Now, Mahit must discover who is behind the murder, rescue herself, and save her Station from Teixcalaan’s unceasing expansion—all while navigating an alien culture that is all too seductive, engaging in intrigues of her own, and hiding a deadly technological secret—one that might spell the end of her Station and her way of life—or rescue it from annihilation.
Synopsis taken from Goodreads. Add to your shelves here.
A MEMORY CALLED EMPIRE is an incredible debut, written with such deft command of languages as it creates a rich world and intricate political scheming.
I adore political fantasy, so natural its sci-fi cousin, Political Science Fiction, was an immediate sell for me when I asked friends for adult SFF recommendations. The plot itself is so intricately woven, layers of lies and deceit and conflicting plans snarling up to make a pretty mess for Mahit to unravel. I could hardly put the book down, wanting to know what happened next and who had killed the previous ambassador – not to mention why and what it meant for Mahit.
The writing itself is stunning. It took a few chapters to get used to the style, the way there were interjections and commentary from Mahit among the narration. Not to mention the long, run on sentences sometimes needed to be read twice to grasp the whole meaning, but it was so beautifully done, fitting the atmosphere perfectly.

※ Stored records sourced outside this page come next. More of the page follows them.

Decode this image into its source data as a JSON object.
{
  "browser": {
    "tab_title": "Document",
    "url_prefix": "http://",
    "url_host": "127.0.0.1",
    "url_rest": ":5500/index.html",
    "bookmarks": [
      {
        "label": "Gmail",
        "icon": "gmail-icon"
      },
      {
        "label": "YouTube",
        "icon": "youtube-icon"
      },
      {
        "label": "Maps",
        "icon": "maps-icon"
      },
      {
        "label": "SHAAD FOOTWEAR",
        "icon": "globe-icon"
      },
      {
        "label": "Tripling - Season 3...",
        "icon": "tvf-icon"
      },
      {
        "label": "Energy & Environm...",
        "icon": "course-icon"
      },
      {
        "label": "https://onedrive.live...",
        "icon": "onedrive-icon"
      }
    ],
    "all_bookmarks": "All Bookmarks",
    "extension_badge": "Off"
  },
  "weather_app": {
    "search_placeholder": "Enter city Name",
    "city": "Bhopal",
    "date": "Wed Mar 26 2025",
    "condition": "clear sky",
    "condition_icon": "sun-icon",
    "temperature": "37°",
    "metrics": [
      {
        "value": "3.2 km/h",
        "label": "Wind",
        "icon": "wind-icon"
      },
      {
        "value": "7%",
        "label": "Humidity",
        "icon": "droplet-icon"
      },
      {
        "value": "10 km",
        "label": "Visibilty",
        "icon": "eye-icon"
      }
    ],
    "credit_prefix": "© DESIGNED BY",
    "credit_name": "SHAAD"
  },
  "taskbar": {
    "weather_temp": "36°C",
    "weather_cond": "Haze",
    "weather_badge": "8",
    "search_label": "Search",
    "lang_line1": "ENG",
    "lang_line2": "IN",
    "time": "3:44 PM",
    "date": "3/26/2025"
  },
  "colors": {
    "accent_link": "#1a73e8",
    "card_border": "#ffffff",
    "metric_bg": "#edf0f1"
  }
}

The author must have some linguistics training, or at least has studying languages according to the acknowledgements, because the way language and the concept of language is used is stunning. Even as someone who struggled with languages at school, I can appreciate the way the exploration of “you” and “I” were not only philosophical but also linguistically.

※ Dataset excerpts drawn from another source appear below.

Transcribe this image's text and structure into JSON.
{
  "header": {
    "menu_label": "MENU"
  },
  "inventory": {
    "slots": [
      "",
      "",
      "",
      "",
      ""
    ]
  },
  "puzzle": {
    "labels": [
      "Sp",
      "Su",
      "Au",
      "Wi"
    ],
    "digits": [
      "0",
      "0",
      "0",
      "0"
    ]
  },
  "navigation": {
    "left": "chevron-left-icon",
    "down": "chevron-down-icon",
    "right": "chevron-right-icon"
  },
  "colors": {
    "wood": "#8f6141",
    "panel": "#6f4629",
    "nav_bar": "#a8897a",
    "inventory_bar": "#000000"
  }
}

All of it conjures an achingly beautiful world of words and sophistication hiding a rotten core that’s as broken as any society. Seeing it all through the eyes of an outsider, someone who wanted to be part of it but knew she never could, brought out the poignancy of the empire’s illusion. Though it’s set against an empire that spans the stars, it’s not a space opera on ship bridges and space battles, but in a city that doesn’t feel futuristic in the sense of tech, but in the sense of cleanliness and alien-other-worldliness – like a human city but not.
I’m so glad there’s another entry in this series, and March 2021 seems very far away. Still, I can re-read this in the meantime and wait for more work by Arkady Martine – an immediate favourite!